Início dos anos 80. Estávamos num bando de seminaristas, apinhados num micro-ônibus, em direção à cidade de Campinas para assistir uma palestra. O ilustre a quem ouviríamos já causava desconfortos. Foi meu primeiro contato visual e a primeira vez em que o ouvi presencialmente, muito embora seus livros já amontoassem aos montes em minha biblioteca pessoal. No ano seguinte, eu teria a felicidade de ouvir um de seus referenciais primeiros, Dom Helder, o bispo dos pobres.
Mais de uma década depois houve o segundo momento, inusitado, numa bienal do livro em São Paulo. Estava lá sentado, sozinho. Fui ao seu encontro e uma conversa “particular” se estendeu durante quase 10 minutos. Falávamos de sua participação no programa Roda Viva, da TV Cultura, por aquelas semanas. E veio um autógrafo em um de seus livros mais ecológicos.
Sua presença sempre foi uma constante, não por uma veneração qualquer, mas como referência intelectual. Em minhas andanças pela academia, minha modesta produção teve sempre alguma marca de seu trabalho.

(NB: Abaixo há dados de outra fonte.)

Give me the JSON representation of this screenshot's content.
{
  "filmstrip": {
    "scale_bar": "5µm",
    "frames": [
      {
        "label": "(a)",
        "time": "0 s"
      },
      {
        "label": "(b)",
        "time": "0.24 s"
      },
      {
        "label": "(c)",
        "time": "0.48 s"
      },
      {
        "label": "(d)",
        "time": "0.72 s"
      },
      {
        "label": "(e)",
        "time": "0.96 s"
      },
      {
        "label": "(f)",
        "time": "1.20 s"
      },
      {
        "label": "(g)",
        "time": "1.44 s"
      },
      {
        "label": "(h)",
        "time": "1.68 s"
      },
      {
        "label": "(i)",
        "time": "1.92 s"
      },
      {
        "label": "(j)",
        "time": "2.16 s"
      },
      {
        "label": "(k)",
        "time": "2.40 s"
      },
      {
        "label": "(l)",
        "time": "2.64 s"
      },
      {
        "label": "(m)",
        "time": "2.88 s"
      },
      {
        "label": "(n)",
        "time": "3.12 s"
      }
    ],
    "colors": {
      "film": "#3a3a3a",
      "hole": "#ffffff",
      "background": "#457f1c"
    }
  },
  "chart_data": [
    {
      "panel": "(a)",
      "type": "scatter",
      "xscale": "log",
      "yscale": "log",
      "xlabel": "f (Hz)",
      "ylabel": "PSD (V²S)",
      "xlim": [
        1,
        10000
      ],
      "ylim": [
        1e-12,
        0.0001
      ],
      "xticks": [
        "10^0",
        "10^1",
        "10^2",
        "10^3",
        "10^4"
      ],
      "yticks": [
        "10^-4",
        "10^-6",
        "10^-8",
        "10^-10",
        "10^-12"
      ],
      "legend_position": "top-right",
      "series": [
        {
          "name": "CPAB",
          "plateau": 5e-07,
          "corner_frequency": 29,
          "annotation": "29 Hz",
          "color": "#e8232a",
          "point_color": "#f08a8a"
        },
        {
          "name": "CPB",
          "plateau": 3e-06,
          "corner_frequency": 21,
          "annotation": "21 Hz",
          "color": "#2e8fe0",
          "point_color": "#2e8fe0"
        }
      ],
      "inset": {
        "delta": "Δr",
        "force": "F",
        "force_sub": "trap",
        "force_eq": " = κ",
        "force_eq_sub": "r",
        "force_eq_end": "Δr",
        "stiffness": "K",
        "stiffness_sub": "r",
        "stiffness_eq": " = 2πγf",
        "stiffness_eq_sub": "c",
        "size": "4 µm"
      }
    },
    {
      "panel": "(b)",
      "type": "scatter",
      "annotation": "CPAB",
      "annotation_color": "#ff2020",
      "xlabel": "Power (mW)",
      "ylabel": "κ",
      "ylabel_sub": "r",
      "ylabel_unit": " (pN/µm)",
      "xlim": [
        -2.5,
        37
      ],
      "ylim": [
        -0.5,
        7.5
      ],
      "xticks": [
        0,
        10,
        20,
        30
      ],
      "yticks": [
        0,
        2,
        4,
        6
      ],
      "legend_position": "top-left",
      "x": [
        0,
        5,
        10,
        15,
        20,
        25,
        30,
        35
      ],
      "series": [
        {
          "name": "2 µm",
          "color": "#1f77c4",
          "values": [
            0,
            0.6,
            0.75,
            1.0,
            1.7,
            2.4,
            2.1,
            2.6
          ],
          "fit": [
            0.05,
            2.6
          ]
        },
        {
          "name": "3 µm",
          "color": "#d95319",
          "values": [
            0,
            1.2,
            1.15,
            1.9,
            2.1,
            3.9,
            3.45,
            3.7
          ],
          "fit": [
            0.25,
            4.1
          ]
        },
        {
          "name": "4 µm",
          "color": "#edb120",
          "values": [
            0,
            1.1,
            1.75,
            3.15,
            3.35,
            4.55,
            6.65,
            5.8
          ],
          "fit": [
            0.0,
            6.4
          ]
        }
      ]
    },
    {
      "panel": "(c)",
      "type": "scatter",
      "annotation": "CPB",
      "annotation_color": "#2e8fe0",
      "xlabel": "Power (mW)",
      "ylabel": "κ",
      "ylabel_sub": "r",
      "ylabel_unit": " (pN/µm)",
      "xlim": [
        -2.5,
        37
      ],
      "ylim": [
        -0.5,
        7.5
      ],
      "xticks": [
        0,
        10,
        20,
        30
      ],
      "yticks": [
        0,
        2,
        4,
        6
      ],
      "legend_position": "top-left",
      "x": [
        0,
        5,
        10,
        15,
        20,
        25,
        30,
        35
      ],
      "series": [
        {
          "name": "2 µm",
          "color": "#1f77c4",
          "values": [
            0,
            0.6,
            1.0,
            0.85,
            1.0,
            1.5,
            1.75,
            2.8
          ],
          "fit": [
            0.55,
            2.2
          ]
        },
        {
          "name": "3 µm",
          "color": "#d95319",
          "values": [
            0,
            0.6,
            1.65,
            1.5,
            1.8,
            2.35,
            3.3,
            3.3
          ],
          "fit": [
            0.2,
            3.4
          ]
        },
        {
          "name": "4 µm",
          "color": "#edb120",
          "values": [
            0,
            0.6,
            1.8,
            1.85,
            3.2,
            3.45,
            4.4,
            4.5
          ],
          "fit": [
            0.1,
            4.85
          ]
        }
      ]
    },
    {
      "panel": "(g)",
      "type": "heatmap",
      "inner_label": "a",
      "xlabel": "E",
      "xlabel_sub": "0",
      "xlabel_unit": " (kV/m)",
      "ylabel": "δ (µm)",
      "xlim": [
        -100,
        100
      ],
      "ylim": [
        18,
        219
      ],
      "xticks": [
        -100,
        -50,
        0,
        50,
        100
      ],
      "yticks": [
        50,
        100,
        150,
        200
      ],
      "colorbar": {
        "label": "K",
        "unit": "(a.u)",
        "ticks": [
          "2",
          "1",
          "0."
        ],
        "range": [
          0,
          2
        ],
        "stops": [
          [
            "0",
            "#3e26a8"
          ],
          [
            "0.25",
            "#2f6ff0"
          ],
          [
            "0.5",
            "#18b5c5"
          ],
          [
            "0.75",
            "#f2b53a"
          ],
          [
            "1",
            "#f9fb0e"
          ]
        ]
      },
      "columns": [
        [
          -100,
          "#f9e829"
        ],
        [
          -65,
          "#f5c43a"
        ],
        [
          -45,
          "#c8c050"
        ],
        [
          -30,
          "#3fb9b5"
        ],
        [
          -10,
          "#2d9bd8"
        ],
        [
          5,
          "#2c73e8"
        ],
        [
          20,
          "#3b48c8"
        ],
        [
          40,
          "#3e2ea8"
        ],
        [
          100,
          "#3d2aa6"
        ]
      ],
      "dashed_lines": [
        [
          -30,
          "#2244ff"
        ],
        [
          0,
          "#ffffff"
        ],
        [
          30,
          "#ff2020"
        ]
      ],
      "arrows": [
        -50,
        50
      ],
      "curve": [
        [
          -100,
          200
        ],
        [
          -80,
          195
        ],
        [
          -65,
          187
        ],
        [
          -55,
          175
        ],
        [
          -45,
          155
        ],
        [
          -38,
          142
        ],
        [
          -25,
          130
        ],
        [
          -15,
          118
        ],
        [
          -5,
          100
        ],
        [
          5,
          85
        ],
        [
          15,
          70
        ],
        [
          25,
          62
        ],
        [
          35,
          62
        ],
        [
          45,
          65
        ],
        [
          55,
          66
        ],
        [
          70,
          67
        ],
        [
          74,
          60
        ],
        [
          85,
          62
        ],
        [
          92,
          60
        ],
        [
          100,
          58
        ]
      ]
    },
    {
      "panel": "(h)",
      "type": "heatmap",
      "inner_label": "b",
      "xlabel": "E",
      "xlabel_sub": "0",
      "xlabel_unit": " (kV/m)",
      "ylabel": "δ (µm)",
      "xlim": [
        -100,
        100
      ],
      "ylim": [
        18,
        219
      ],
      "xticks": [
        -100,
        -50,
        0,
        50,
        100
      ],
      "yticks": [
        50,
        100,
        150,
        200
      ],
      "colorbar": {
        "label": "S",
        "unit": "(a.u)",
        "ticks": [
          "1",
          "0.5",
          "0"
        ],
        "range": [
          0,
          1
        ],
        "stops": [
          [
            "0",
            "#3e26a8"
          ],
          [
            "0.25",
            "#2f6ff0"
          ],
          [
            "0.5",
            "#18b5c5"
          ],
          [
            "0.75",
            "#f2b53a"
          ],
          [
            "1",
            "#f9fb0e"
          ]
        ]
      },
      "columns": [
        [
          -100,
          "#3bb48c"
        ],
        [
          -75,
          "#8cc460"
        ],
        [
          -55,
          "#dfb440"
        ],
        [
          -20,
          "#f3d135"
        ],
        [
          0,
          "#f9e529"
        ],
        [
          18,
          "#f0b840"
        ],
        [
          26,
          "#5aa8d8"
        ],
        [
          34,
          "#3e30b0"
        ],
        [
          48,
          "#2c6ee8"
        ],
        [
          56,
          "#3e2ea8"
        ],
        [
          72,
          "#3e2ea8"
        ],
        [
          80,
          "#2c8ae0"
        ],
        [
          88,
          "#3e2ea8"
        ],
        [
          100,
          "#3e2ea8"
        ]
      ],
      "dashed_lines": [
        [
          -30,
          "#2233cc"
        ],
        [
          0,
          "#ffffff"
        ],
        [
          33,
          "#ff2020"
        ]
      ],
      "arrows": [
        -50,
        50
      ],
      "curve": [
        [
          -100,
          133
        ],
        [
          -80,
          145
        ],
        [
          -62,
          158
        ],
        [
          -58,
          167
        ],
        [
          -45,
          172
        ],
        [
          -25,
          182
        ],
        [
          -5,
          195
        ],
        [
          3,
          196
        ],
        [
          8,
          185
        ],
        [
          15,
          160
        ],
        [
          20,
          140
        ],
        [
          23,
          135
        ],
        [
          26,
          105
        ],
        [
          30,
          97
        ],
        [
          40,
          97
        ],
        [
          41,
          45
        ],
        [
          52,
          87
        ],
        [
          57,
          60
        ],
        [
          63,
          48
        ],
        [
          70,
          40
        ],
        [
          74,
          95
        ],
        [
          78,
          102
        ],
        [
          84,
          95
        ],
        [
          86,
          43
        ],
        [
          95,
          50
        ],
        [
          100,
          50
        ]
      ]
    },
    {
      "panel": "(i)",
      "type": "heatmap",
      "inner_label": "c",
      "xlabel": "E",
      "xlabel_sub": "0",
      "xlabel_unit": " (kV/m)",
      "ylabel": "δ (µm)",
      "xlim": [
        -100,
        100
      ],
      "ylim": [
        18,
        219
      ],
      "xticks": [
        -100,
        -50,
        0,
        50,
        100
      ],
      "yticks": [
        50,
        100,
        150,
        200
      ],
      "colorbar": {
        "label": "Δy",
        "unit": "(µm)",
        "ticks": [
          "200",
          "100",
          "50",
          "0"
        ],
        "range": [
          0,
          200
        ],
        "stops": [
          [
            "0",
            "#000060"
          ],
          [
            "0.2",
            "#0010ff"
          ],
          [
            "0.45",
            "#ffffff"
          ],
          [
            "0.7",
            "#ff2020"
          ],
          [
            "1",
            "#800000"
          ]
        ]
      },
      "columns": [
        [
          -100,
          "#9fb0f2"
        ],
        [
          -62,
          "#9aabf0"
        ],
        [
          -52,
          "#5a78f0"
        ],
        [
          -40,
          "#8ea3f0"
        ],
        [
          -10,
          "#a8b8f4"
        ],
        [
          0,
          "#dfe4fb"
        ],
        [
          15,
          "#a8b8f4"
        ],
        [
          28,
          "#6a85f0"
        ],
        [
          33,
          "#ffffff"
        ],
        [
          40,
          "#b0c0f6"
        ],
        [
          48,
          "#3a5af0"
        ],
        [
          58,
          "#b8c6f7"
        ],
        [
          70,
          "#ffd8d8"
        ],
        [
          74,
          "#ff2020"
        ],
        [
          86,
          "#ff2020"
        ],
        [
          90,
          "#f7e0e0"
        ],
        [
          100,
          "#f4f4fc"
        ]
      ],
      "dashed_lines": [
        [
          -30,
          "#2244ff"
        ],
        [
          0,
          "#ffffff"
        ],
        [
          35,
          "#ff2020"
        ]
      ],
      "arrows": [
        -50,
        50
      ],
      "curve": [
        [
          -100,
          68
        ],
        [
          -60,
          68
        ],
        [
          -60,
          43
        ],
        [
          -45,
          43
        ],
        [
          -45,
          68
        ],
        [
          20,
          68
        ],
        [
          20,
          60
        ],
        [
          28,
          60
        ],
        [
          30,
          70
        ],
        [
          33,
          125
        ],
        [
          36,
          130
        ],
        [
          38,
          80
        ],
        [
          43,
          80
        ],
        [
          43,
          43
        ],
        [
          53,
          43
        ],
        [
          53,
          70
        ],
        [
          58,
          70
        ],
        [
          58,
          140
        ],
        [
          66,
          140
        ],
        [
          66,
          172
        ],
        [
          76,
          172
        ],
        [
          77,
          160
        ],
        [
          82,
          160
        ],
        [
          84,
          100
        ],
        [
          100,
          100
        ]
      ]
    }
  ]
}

Assim foi no mestrado, quando estudei a Pastoral da Juventude e no doutorado, quando aproximei dois expoentes do pensamento mundial que ele conhece profundamente, Paulo Freire e Jürgen Habermas.
E na última semana veio o terceiro encontro, com direito a um novo autógrafo no mesmo livro, já amarelado, daquele momento da bienal. Uma nova rápida conversa e meus livros entregues como gratidão pelas contribuições à minha formação.
Uma noite plenificada por uma fala interminável, complexa, densa, cativante de quase uma hora e meia. Uma fala especial, em meio a tantas informações, observações, análises. Uma simples frase, que significou emocionadamente um toque sublime na alma, que creio eu, atinge a todos os seres humanos. Diante do paradoxal momento de crise em que nos encontramos, o fim possível do planeta e da raça humana, todos têm sentimentos em favor da permanência da vida, algo que ele chamou de “vontade de viver”. Há tanto por fazer, tantas idiossincrasias a superar. Coletiva e singularmente, ensejamos viver mais e melhor. Essa sustentabilidade é ontológica, nada ideológica, própria da condição humana. Não é um discurso do mercado, nem sai das bocas dos projetos assistencialistas que pensam fazer grandes coisas pela humanidade. Sai do coração, do desejo de superar a injustiça profunda, com ações libertadoras. E neste percurso de quase quarenta anos, iniciado por volta de 1980, senti-me recompensado, depois de tantas amarguras e desesperanças. Leonardo Boff, o intelectual em questão, não é nenhuma novidade para mim, nem para tantos outros que abraçam as causas da libertação.